Kodama Akari, Tajiri Tomoko, Yamabe Toru, Furukawa Yuki, Ito Yutaka, Ito Keima, Mori Yuta, Fukumitsu Kensuke, Fukuda Satoshi, Kanemitsu Yoshihiro, Uemura Takehiro, Takemura Masaya, Oguri Tetsuya, Naniwa Taio, Niimi Akio
Department of Respiratory Medicine and Allergology, Nagoya City University Hospital.
Department of Rheumatology and Clinical Immunology, Nagoya City University Hospital.
Arerugi. 2024;73(8):1000-1005. doi: 10.15036/arerugi.73.1000.
There have been no reports of the coexistence of allergic bronchopulmonary aspergillosis (ABPA) and granulomatosis with polyangiitis (GPA). The first case of ABPA with comorbid GPA that developed exophthalmos is reported. A 69-year-old man was referred to our hospital for exophthalmos, fever, anorexia and weight loss. The patient had been diagnosed with ABPA six years earlier, which had been repeatedly treated but recurred with oral corticosteroids with or without antifungal therapy.
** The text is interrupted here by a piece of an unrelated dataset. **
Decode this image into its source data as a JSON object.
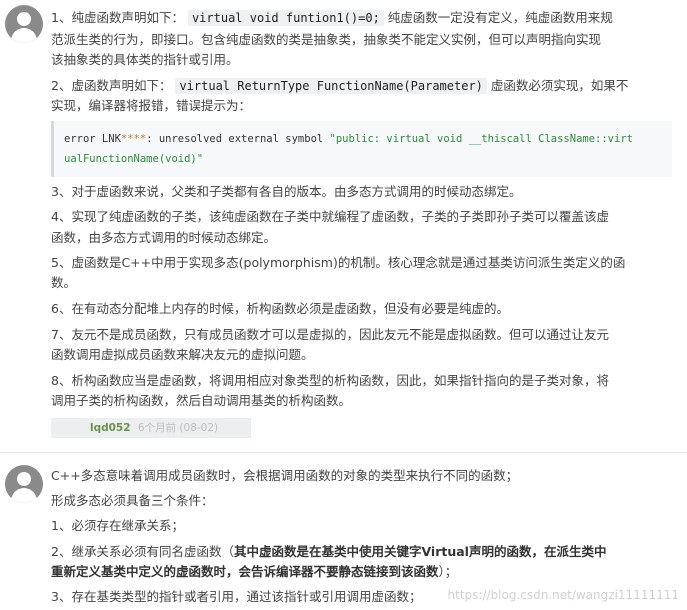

The laboratory data on referral showed elevations of the white blood cell count, C-reactive protein and specific immunoglobulin E against Aspergillus fumigatus, but antineutrophil cytoplasmic antibody was not positive. Urinalysis showed proteinuria. Paranasal sinus and chest computed tomography showed sinusitis with osteochondral destruction, bronchiectasis, mucus plugging, and a pulmonary nodule. Orbital magnetic resonance imaging showed swelling of the medial rectus muscle and peripheral mass. The intraorbital tissue biopsy showed a necrotic granuloma and necrotizing vasculitis. The patient was diagnosed with GPA, on the basis of the Ministry of Health, Labour and Welfare's criteria of Japan. The patient was treated with induction therapy consisting of glucocorticoids and rituximab, and his symptoms improved. Though the pathogenesis common to ABPA and GPA remains unknown, neutrophilic inflammation induced by airway Aspergillus persistent infection might be involved. Study of further cases is needed.
目前尚无变应性支气管肺曲霉病(ABPA)与显微镜下多血管炎(GPA)并存的报道。本文报告首例并发GPA并出现眼球突出的ABPA病例。一名69岁男性因眼球突出、发热、厌食和体重减轻转诊至我院。该患者6年前被诊断为ABPA,曾反复接受治疗,使用或未使用抗真菌治疗的口服糖皮质激素治疗后均复发。转诊时的实验室数据显示白细胞计数、C反应蛋白以及抗烟曲霉特异性免疫球蛋白E升高,但抗中性粒细胞胞浆抗体呈阴性。尿液分析显示蛋白尿。鼻窦和胸部计算机断层扫描显示鼻窦炎伴骨软骨破坏、支气管扩张、黏液嵌塞和肺部结节。眼眶磁共振成像显示内直肌肿胀和周围肿块。眶内组织活检显示坏死性肉芽肿和坏死性血管炎。根据日本厚生劳动省的标准,该患者被诊断为GPA。患者接受了由糖皮质激素和利妥昔单抗组成的诱导治疗,症状有所改善。虽然ABPA和GPA的共同发病机制尚不清楚,但气道曲霉持续感染诱导的中性粒细胞炎症可能与之有关。需要进一步研究更多病例。